Hayvan borsasında arttırma belli bir taban fiyatla başlar. Geçen yaz borsaya gitme fırsatım olmadı ama bundan iki sene evvelki başlangıç fiyatı kilosuna 8,15 liraydı. Bu sıralar 10 lira civarıymış sanırım. Dışarıda hayvanı satacak olsanız piyasada bir fiyat bandı vardır. Yani bir kasaba gittiğiniz zaman, borsadaki taban fiyatın da üzerinde bir fiyata okutabilirsiniz fakat kasabın o esnada ete ihtiyacı olmayabilir. Kasap kasap dolaşmak istemiyorsanız, pratik bir çözüm olarak, alıcılarla satıcıların buluştuğu borsa denen yere gider hayvanı düşük taban fiyattan açık arttırmaya çıkarırsınız. Kaldı ki 8.15’den başlar; 9 lira, 10 lira, 11 lira, 12 lira diye gider. Sonuçta açık arttırma, değil mi? Diye düşünmüştüm ben de...

Kazın ayağı öyle değilmiş. Hayvan tartılır tartılmaz tüccarlar ve kasaplar birbirlerine kaş-göz işareti yapmaya başladılar. Ortamda kimin sözü geçiyorsa, hangi tüccar ya da kasap daha büyükse forsunu koyuyor, sabahtan gözüne kestirdiği hayvanı almak için diğer tüccarları kesiyor.

Alan memnun, satan değil..

Zil çaldı, açık arttırma 8 lira 15 kuruştan başladı, 8.27’de bitti. İki kişi arttırdı ve taban fiyatın üzerine sadece 12 kuruş çıktı yani. Ben de safım ya, böyle heyecanlı bir arttırma olacak diye bekliyorum. Nerde...

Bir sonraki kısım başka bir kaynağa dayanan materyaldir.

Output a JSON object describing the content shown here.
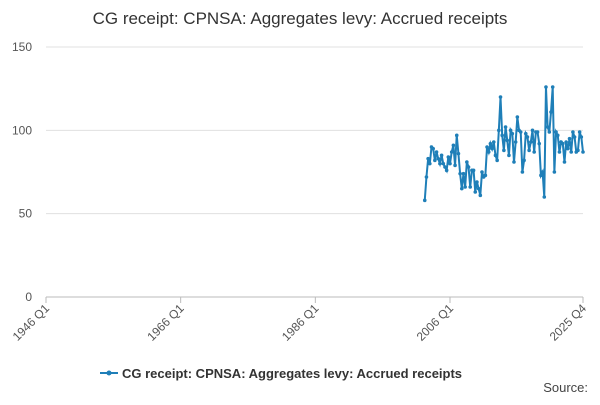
{
  "chart_data": {
    "type": "line",
    "title": "CG receipt: CPNSA: Aggregates levy: Accrued receipts",
    "source": "Source:",
    "xlim": [
      "1946 Q1",
      "2025 Q4"
    ],
    "xticks": [
      "1946 Q1",
      "1966 Q1",
      "1986 Q1",
      "2006 Q1",
      "2025 Q4"
    ],
    "ylim": [
      0,
      150
    ],
    "yticks": [
      0,
      50,
      100,
      150
    ],
    "grid": true,
    "legend": "bottom",
    "x": [
      "2002 Q2",
      "2002 Q3",
      "2002 Q4",
      "2003 Q1",
      "2003 Q2",
      "2003 Q3",
      "2003 Q4",
      "2004 Q1",
      "2004 Q2",
      "2004 Q3",
      "2004 Q4",
      "2005 Q1",
      "2005 Q2",
      "2005 Q3",
      "2005 Q4",
      "2006 Q1",
      "2006 Q2",
      "2006 Q3",
      "2006 Q4",
      "2007 Q1",
      "2007 Q2",
      "2007 Q3",
      "2007 Q4",
      "2008 Q1",
      "2008 Q2",
      "2008 Q3",
      "2008 Q4",
      "2009 Q1",
      "2009 Q2",
      "2009 Q3",
      "2009 Q4",
      "2010 Q1",
      "2010 Q2",
      "2010 Q3",
      "2010 Q4",
      "2011 Q1",
      "2011 Q2",
      "2011 Q3",
      "2011 Q4",
      "2012 Q1",
      "2012 Q2",
      "2012 Q3",
      "2012 Q4",
      "2013 Q1",
      "2013 Q2",
      "2013 Q3",
      "2013 Q4",
      "2014 Q1",
      "2014 Q2",
      "2014 Q3",
      "2014 Q4",
      "2015 Q1",
      "2015 Q2",
      "2015 Q3",
      "2015 Q4",
      "2016 Q1",
      "2016 Q2",
      "2016 Q3",
      "2016 Q4",
      "2017 Q1",
      "2017 Q2",
      "2017 Q3",
      "2017 Q4",
      "2018 Q1",
      "2018 Q2",
      "2018 Q3",
      "2018 Q4",
      "2019 Q1",
      "2019 Q2",
      "2019 Q3",
      "2019 Q4",
      "2020 Q1",
      "2020 Q2",
      "2020 Q3",
      "2020 Q4",
      "2021 Q1",
      "2021 Q2",
      "2021 Q3",
      "2021 Q4",
      "2022 Q1",
      "2022 Q2",
      "2022 Q3",
      "2022 Q4",
      "2023 Q1",
      "2023 Q2",
      "2023 Q3",
      "2023 Q4",
      "2024 Q1",
      "2024 Q2",
      "2024 Q3",
      "2024 Q4",
      "2025 Q1",
      "2025 Q2",
      "2025 Q3",
      "2025 Q4"
    ],
    "series": [
      {
        "name": "CG receipt: CPNSA: Aggregates levy: Accrued receipts",
        "color": "#1f7fb8",
        "values": [
          58,
          72,
          83,
          80,
          90,
          89,
          82,
          87,
          83,
          80,
          85,
          80,
          78,
          76,
          84,
          80,
          87,
          91,
          79,
          97,
          86,
          74,
          65,
          74,
          66,
          81,
          78,
          66,
          76,
          76,
          63,
          69,
          65,
          61,
          75,
          72,
          73,
          90,
          87,
          92,
          89,
          93,
          85,
          82,
          100,
          120,
          97,
          88,
          102,
          94,
          85,
          100,
          98,
          81,
          93,
          108,
          100,
          99,
          75,
          82,
          98,
          96,
          88,
          93,
          100,
          87,
          99,
          99,
          92,
          73,
          75,
          60,
          126,
          102,
          99,
          111,
          126,
          75,
          99,
          97,
          87,
          93,
          92,
          81,
          93,
          89,
          95,
          87,
          99,
          96,
          87,
          88,
          99,
          96,
          87
        ]
      }
    ]
  }
}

Muharrem abiye sordum bu ne böyle diye, “ne yapalım be kızanım, köylüyüz biz, şehirli kodamanlara gücümüz yetmez bizim” dedi ve devam etti “ben de biliyorum kışın kasap kasap gezip güzel fiyat bulmasını da Denizbank’ın vadeleri geldi.”

Velhasıl, serbest piyasaların olmazsa olmazı olan borsalarda fiyatlar böyle belirleniyor işte. Arzmış, talepmiş, verimlilikmiş, marjinal üretkenlikmiş, hepsi palavra... Tek bir gerçek var, o da sınıf mücadelesi... Ekonomik olarak güçlü ve örgütlü olan sınıf düdüğü çalıyor.

Şimdi tam tersini düşünün... Köylülerle hayvancılık kooperatifi kurarak örgütlensek. Biz ihtiyaçtan ötürü hayvan satacağımız zaman burjuva borsasına gitmesek de kapitalistler üretimde ete ihtiyaç duydukları zaman bizim kooperatifimize gelseler... Biz bu düzenbazların aralarında anlaştığı fiyatlara tabi olmasak da onlar kooperatifimizin belirlediği fiyatlardan alsalar.. Onların da ayakkabıları batsa, üstü başı hayvan koksa...

Serbest piyasalar ekonomik ve siyasi örgütlülüğü olanı kollayan, olmayanı ezen kurumlardır. Bu bakıma etkin sendikacılık emekçiler için ne kadar önemliyse kooperatifçilik de küçük çiftçiler bir o kadar önemlidir.